How well are luxury travel brands adapting to new protocols? Louis Vuitton and Hermès innovated with new pandemic-era strategies, but hotels and airlines are falling behind
This year, with travel restrictions easing and in-person meetings and events recommencing, I had several opportunities to travel first class overseas from the US and stay in luxury hotels. All of these experiences provided case studies of how the luxury travel and hospitality industry has changed in the face of COVID-19.
While I understand that certain protocols have to change during a pandemic, luxury brands should find a way to maintain quality service while incorporating these rules. Unfortunately, many companies have fallen behind – all while charging the same, if not more, than before. What is easily forgotten is that luxury is not about the price, but first and foremost about the value that is created.
For contrast, consider two luxury brands that performed well during the pandemic. French leather and fashion brands, Hermès and Louis Vuitton, innovated, excited and offered customers new categories and experiences. Most importantly, they offered exceptional service despite the restrictions that Covid-19 posed.
On my first class international flights with several airlines, the pre-boarding experience took about twice as long as before, making me wonder why the airlines hadn’t come up with a customer experience strategy focused on minimising the hassle for their best customers.
In Brussels, on a connecting flight to Amsterdam, I arrived at the airport more than two hours early with only a carry-on and almost missed my flight. With all the documents that the four passengers ahead of me needed, it took more than 20 minutes for each to complete their check-in, even in the priority lane. The airline did not find another solution or assign an additional check-in agent.
In Detroit, on a flight to Europe, the airline needed to meet COVID-19 protocols for all international passengers, which took almost an hour with two agents serving an entire flight. This easily could have been solved by making the customer experience the first priority.
These experiences were compounded during the flight itself. The food and wine selections were drastically reduced, and the quality of the food had dipped. Flight attendants did not provide nearly the same amount of service that I was used to before.
From check-in to deplaning, the first class experience on flights has not been comparable to before, and this includes several leading airlines. But in spite of all this, some of the flights were offered at significant premiums, with flights from the US to Europe priced above US$8,000 (S$10,900).
Unfortunately, it’s not only airlines that seem to confuse luxury with outrageous pricing. Many hotels do the same. During a recent trip to Seattle, I stayed at two luxury hotel brands that were supposed to be among the best in the world. But the service left much to be desired. One hotel had no restaurant options and only provided sub-par room service. Nothing of the stays was luxury with the exception of the price.
In another recent experience, this time in a leading European city, I arrived in the morning at my reserved hotel after a long-haul flight to learn that they would open only two hours later, at 12pm. However, the staff had forgotten to tell me of the change despite my having booked an early arrival.
In another hotel in California, I arrived at the restaurant around 7pm only to be warned by the server that they would close early at 8pm. But at least I was warned.
When it comes to restaurant experiences that were underwhelming these last months, recurring themes are: drastically reduced menus, a lack of healthy options, long wait times, reduced service, inexperienced staff – all at the highest prices.
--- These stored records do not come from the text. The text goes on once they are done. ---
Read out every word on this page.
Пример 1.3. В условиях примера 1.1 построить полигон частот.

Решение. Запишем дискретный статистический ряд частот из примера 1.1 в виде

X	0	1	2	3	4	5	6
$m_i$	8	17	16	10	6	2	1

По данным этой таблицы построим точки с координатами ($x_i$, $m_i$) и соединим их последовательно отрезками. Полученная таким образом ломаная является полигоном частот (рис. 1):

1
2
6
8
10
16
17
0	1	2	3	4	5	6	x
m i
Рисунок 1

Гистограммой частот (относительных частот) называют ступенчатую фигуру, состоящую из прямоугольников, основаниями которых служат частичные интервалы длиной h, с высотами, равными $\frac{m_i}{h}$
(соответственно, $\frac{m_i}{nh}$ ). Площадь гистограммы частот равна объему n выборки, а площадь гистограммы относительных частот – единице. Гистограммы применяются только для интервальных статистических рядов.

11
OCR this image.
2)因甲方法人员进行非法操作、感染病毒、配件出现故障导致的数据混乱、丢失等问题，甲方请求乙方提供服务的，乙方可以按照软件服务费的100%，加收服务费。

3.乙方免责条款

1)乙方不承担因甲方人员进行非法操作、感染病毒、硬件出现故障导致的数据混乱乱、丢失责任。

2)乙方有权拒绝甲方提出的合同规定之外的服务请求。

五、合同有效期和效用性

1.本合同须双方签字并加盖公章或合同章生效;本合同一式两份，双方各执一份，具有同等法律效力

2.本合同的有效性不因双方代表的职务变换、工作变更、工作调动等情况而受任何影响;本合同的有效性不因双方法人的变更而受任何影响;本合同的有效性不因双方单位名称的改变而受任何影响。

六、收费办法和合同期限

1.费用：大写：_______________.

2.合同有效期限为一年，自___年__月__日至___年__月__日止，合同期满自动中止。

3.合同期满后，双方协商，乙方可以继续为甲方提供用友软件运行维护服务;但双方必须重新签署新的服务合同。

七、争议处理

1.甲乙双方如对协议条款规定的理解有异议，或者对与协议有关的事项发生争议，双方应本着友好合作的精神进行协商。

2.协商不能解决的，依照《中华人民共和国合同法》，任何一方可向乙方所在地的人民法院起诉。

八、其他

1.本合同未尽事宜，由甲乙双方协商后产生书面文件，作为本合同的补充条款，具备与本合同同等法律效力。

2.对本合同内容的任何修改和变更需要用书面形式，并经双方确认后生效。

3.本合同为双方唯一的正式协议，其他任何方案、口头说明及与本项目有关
In the fashion world, the best performing brands provided a greater experience than ever before during the pandemic, and the brands who took a wait-and-see approach are falling apart. Hotels and airlines may not see the effects of their lagging behind the fashion sector yet, as travel is just beginning to resume. However, customers will remember negative experiences, and airlines, hotels and restaurants will eventually pay the price.
Luxury is always about extreme value creation and not just about the price. Brands that underestimate that and forget that they are in the business of exciting customers will pay a steep price at some point. As travel resumes and summer holidays get into full swing, the industry needs to do more if they want to live up to the luxury expectations they generate.